A bank identifier code, also known as BIC, is a set of codes which has been developed by the International Organization for Standardization (ISO) with the purpose of identifying banks and their branches. Each bank - together with its corresponding branches - is assigned a unique number that will serve as identification. The bank identifier code is used for various purposes and transactions. In general, however, only the banks and other financial institutions use these numbers on a regular basis. Individual clients rarely have the need to use the bank identifier code.
The bank identifier code is also known as the SWIFT-BIC, BIC code, SWIFT ID, SWIFT CODE, or ISO 9362. The entity responsible for administering the set of codes is the Society for Worldwide Interbank Financial Telecommunication, or SWIFT - hence the alternative names for the code. The name ISO 9362 refers to the standardized format that the ISO approved.

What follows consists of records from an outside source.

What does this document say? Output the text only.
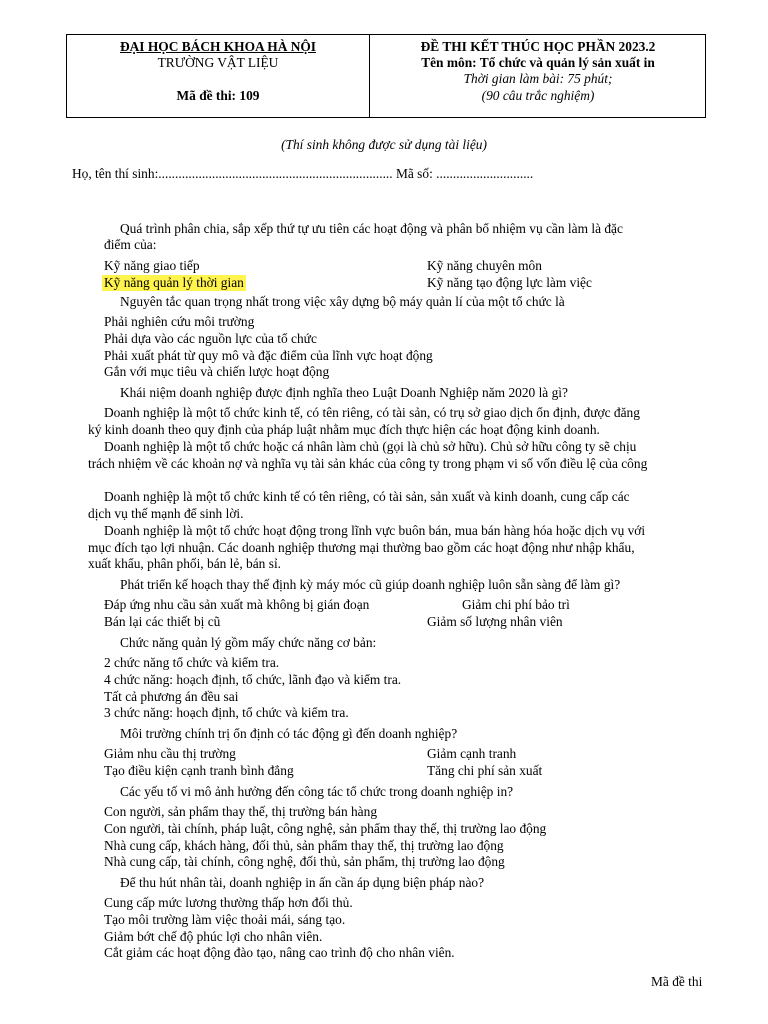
ĐẠI HỌC BÁCH KHOA HÀ NỘI
TRƯỜNG VẬT LIỆU
Mã đề thi: 109
ĐỀ THI KẾT THÚC HỌC PHẦN 2023.2
Tên môn: Tổ chức và quản lý sản xuất in
Thời gian làm bài: 75 phút;
(90 câu trắc nghiệm)
(Thí sinh không được sử dụng tài liệu)
Họ, tên thí sinh:...................................................................... Mã số: .............................
Quá trình phân chia, sắp xếp thứ tự ưu tiên các hoạt động và phân bổ nhiệm vụ cần làm là đặc
điểm của:
Kỹ năng giao tiếp	Kỹ năng chuyên môn
Kỹ năng quản lý thời gian	Kỹ năng tạo động lực làm việc
Nguyên tắc quan trọng nhất trong việc xây dựng bộ máy quản lí của một tổ chức là
Phải nghiên cứu môi trường
Phải dựa vào các nguồn lực của tổ chức
Phải xuất phát từ quy mô và đặc điểm của lĩnh vực hoạt động
Gắn với mục tiêu và chiến lược hoạt động
Khái niệm doanh nghiệp được định nghĩa theo Luật Doanh Nghiệp năm 2020 là gì?
Doanh nghiệp là một tổ chức kinh tế, có tên riêng, có tài sản, có trụ sở giao dịch ổn định, được đăng
ký kinh doanh theo quy định của pháp luật nhằm mục đích thực hiện các hoạt động kinh doanh.
Doanh nghiệp là một tổ chức hoặc cá nhân làm chủ (gọi là chủ sở hữu). Chủ sở hữu công ty sẽ chịu
trách nhiệm về các khoản nợ và nghĩa vụ tài sản khác của công ty trong phạm vi số vốn điều lệ của công
Doanh nghiệp là một tổ chức kinh tế có tên riêng, có tài sản, sản xuất và kinh doanh, cung cấp các
dịch vụ thế mạnh để sinh lời.
Doanh nghiệp là một tổ chức hoạt động trong lĩnh vực buôn bán, mua bán hàng hóa hoặc dịch vụ với
mục đích tạo lợi nhuận. Các doanh nghiệp thương mại thường bao gồm các hoạt động như nhập khẩu,
xuất khẩu, phân phối, bán lẻ, bán sỉ.
Phát triển kế hoạch thay thế định kỳ máy móc cũ giúp doanh nghiệp luôn sẵn sàng để làm gì?
Đáp ứng nhu cầu sản xuất mà không bị gián đoạn	Giảm chi phí bảo trì
Bán lại các thiết bị cũ	Giảm số lượng nhân viên
Chức năng quản lý gồm mấy chức năng cơ bản:
2 chức năng tổ chức và kiểm tra.
4 chức năng: hoạch định, tổ chức, lãnh đạo và kiểm tra.
Tất cả phương án đều sai
3 chức năng: hoạch định, tổ chức và kiểm tra.
Môi trường chính trị ổn định có tác động gì đến doanh nghiệp?
Giảm nhu cầu thị trường	Giảm cạnh tranh
Tạo điều kiện cạnh tranh bình đẳng	Tăng chi phí sản xuất
Các yếu tố vi mô ảnh hưởng đến công tác tổ chức trong doanh nghiệp in?
Con người, sản phẩm thay thế, thị trường bán hàng
Con người, tài chính, pháp luật, công nghệ, sản phẩm thay thế, thị trường lao động
Nhà cung cấp, khách hàng, đối thủ, sản phẩm thay thế, thị trường lao động
Nhà cung cấp, tài chính, công nghệ, đối thủ, sản phẩm, thị trường lao động
Để thu hút nhân tài, doanh nghiệp in ấn cần áp dụng biện pháp nào?
Cung cấp mức lương thường thấp hơn đối thủ.
Tạo môi trường làm việc thoải mái, sáng tạo.
Giảm bớt chế độ phúc lợi cho nhân viên.
Cắt giảm các hoạt động đào tạo, nâng cao trình độ cho nhân viên.
Mã đề thi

The BIC can be composed of either 8 characters or 11 characters. These characters are divided as follows:
4 letters represent the bank code or institution code
2 letters represent the country code (following ISO 3166-1 alpha-2)
2 letters or digits represents the location code
3 letters or digits represent the branch code.
The letters or digits representing the branch code are optional; and if the BIC only has 8 characters, it normally means that the bank is the main office.
In rare cases that you need to know the BIC (such as for wire transfers or for PayPal), you can check your bank statement as some banks include this code. Alternatively, you can give the bank a call.